I am assuming since this is posted in precal section, it safe to assume we are working with a field., ie., R?

If so, once op arrives at the polynomial. If we plug in 3 into the polynomial we get a zero.

Therefor x-3 is a linear factor.

Then we use divide the polynomial by the linear factor, and find out what the quadratic is [post 6 by fresh].

If we are assuming a field, then we can use Eisenstein's Criterion with p=3. Then it would follow that the quadratic is irreducible which implies that the quadratic has no linear factors.
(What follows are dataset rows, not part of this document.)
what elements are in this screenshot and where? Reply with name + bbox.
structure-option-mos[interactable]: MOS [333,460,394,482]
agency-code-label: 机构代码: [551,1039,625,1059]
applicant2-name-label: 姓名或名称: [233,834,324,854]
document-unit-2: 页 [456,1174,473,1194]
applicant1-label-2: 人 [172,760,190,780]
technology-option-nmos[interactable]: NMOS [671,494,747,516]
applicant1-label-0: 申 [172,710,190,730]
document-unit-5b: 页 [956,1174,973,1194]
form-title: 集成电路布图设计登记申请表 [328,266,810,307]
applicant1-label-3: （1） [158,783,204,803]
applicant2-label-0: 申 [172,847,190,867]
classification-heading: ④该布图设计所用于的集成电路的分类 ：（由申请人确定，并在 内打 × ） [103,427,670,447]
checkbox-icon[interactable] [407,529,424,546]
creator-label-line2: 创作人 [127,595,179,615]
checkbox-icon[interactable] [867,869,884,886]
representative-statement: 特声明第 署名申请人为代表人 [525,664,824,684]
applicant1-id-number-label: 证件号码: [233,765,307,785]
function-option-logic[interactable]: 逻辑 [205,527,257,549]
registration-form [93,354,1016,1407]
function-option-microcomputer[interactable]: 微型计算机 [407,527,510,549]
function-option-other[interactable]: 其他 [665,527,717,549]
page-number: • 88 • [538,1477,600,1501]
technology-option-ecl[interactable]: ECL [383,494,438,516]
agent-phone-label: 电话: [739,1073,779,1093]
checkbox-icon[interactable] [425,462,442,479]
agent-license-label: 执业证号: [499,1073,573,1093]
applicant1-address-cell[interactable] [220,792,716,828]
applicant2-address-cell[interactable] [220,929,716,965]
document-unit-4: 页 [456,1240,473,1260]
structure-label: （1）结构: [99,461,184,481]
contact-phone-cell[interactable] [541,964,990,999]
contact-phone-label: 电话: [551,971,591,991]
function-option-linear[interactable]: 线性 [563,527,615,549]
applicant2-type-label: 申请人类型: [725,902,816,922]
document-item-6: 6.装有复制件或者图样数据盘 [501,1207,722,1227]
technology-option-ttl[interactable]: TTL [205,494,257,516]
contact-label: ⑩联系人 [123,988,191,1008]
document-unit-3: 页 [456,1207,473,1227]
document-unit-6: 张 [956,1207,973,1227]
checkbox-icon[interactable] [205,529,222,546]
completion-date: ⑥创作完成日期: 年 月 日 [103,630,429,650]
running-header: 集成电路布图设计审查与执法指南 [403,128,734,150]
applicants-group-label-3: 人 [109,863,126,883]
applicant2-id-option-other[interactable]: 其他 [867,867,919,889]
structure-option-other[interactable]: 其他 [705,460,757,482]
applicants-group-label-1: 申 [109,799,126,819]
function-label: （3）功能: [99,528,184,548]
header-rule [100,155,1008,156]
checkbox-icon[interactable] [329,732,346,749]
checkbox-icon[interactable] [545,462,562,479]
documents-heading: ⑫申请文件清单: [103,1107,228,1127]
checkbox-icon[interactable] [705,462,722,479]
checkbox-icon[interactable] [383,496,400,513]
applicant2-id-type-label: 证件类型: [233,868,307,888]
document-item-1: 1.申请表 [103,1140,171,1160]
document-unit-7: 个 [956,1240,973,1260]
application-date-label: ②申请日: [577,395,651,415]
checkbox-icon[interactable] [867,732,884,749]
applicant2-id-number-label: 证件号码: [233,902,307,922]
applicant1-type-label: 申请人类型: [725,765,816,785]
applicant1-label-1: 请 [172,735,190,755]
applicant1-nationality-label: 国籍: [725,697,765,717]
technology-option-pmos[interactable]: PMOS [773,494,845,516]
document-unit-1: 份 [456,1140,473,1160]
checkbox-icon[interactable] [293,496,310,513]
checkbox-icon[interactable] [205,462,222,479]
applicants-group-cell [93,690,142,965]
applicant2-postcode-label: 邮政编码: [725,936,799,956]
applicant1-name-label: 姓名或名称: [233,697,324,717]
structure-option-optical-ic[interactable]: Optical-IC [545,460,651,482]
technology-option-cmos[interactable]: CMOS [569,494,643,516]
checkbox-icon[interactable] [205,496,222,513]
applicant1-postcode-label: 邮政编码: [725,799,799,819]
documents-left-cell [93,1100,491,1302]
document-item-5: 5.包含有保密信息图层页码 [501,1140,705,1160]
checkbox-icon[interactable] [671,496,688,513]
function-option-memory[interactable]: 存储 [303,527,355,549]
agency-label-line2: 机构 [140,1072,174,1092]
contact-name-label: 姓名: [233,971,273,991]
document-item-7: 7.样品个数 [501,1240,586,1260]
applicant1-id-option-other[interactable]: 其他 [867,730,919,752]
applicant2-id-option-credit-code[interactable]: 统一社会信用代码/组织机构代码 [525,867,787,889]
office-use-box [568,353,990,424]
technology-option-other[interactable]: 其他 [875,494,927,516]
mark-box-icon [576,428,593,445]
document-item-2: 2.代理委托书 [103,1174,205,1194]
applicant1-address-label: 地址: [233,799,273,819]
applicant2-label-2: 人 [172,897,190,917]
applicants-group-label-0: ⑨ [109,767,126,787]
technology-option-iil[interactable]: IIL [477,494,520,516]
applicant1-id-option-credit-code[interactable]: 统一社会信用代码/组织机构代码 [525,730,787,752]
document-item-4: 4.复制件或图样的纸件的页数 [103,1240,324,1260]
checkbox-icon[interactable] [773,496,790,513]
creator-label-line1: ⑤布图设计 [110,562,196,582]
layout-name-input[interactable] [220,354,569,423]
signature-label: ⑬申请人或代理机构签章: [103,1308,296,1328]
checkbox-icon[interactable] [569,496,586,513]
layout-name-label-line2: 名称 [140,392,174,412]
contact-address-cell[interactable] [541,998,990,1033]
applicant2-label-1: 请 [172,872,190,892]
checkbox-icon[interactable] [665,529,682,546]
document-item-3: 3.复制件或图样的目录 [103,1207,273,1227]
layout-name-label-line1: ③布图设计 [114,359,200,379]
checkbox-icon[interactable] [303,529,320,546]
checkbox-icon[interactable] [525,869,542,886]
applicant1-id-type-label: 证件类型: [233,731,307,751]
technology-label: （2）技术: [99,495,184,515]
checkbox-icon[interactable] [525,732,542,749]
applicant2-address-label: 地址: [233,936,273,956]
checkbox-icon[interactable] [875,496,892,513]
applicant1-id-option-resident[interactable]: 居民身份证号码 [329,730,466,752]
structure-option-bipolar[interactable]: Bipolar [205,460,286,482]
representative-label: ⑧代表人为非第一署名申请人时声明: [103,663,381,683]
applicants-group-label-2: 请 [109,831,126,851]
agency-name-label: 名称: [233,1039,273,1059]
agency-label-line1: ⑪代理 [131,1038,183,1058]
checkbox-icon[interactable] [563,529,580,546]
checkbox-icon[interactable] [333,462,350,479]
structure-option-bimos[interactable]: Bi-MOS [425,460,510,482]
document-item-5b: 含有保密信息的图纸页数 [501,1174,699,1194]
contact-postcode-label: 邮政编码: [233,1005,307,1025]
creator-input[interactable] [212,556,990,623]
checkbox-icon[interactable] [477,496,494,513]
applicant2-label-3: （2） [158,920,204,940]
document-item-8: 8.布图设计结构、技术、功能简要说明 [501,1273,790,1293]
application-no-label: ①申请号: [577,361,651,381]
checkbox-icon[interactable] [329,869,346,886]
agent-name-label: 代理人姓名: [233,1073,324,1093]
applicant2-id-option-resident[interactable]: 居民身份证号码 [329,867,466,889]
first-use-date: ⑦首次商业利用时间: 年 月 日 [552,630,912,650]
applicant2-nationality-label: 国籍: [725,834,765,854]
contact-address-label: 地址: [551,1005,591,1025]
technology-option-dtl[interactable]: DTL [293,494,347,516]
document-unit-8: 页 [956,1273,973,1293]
Therefore x = 3 is the only real root.

I may be wrong [its been a while since I did ring theory], and naturally, I would proceed with the Calculus approach as mentioned above.

 

[DaveE]

I am assuming since this is posted in precal section, it safe to assume we are working with a field., ie., R?

I learned about complex numbers and polynomial roots a few years before I knew any calculus. I don't even really see much connection between the two subjects.